A Palestinian student at Benedictine University called on a Holocaust survivor to condemn the establishment of Israel, and then walked out on his speech after he did not do so.
Following a speech last week by Professor Harold Kasimow, who survived the Holocaust as a child, Benedictine senior Ayah Ali asked a question which drew a parallel between Kasimow’s experiences and Israel’s treatment of the Palestinians. Ali, according to her Twitter feed, is affiliated with the Chicago-area school’s chapter of Students for Justice in Palestine.
“It honestly means the world that you were willing to share your story with us, but I wanted to bring your attention towards a similar story,” Ali said. “I’m sure you know about what’s happening in Palestine and my question to you is, do you support or do you condemn the establishment of the Zionist Israeli state, and whether it’s OK to exile and completely — the complete ethnic cleansing of the Palestinian people, the way that the Jewish people were exiled and ethnically cleansed?”
Kasimow, an emeritus professor of religious studies at Grinnell University who is a visiting scholar at Benedictine this year, answered that the Israeli-Palestinian conflict is “not an area of my experience.” He added that though he is “not happy with the government in Israel,” he believes the state should exist. He said that both sides of the conflict bear responsibility for solving it.
“It’s such a complicated issue,” he said. “There are many Jews involved in interfaith centres who are working on this very issue, trying to help create peace, but it’s really both sides need to [be] open to each other and talk to each other. But if Israel should exist? Yes, I believe Israel should exist.”

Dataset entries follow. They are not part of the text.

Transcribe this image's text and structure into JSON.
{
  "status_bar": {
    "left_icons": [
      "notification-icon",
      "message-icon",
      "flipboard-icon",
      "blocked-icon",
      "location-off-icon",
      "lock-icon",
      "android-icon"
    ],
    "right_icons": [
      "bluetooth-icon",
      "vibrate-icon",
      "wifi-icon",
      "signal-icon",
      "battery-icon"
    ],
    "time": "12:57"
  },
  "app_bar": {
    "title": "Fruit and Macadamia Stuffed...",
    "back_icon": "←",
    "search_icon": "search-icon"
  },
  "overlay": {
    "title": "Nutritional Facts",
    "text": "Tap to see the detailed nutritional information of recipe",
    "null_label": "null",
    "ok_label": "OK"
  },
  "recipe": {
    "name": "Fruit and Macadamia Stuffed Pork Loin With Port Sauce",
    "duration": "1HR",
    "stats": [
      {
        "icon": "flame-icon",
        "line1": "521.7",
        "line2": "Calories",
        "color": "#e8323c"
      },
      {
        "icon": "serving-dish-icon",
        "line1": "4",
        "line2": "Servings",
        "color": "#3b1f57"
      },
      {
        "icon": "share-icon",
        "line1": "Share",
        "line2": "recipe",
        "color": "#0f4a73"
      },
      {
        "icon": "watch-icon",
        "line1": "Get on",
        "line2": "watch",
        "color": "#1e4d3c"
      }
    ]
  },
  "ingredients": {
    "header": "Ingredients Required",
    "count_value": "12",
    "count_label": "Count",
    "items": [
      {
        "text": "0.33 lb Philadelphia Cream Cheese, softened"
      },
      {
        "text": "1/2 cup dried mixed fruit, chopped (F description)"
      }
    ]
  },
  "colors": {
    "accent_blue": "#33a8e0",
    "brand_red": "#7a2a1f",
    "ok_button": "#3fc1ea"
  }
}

Earlier this week, Holocaust survivor, Harold Kasimow spoke at Benedictine University. He described to us what it felt like to undergo horrific circumstances such as the Holocaust at a very young age. pic.twitter.com/njgmerzf8J
— Benedictine SJP (@BenUSjp2) October 27, 2019
Ali responded that she is “a result of experiences that you’ve been through. I am a survivor of the intifada.” She said “it’s disappointing to know that a Holocaust survivor would remain neutral in a situation of injustice.”
Kasimow said that “it’s not a matter of neutral, it’s not total guilt or innocence on either side.”
After reiterating her comments, Ali walked out of the speech. The school’s chapter of Students for Justice in Palestine tweeted out videos of the exchange.
The Jewish Telegraphic Agency has reached out to both Kasimow and Ali seeking comment.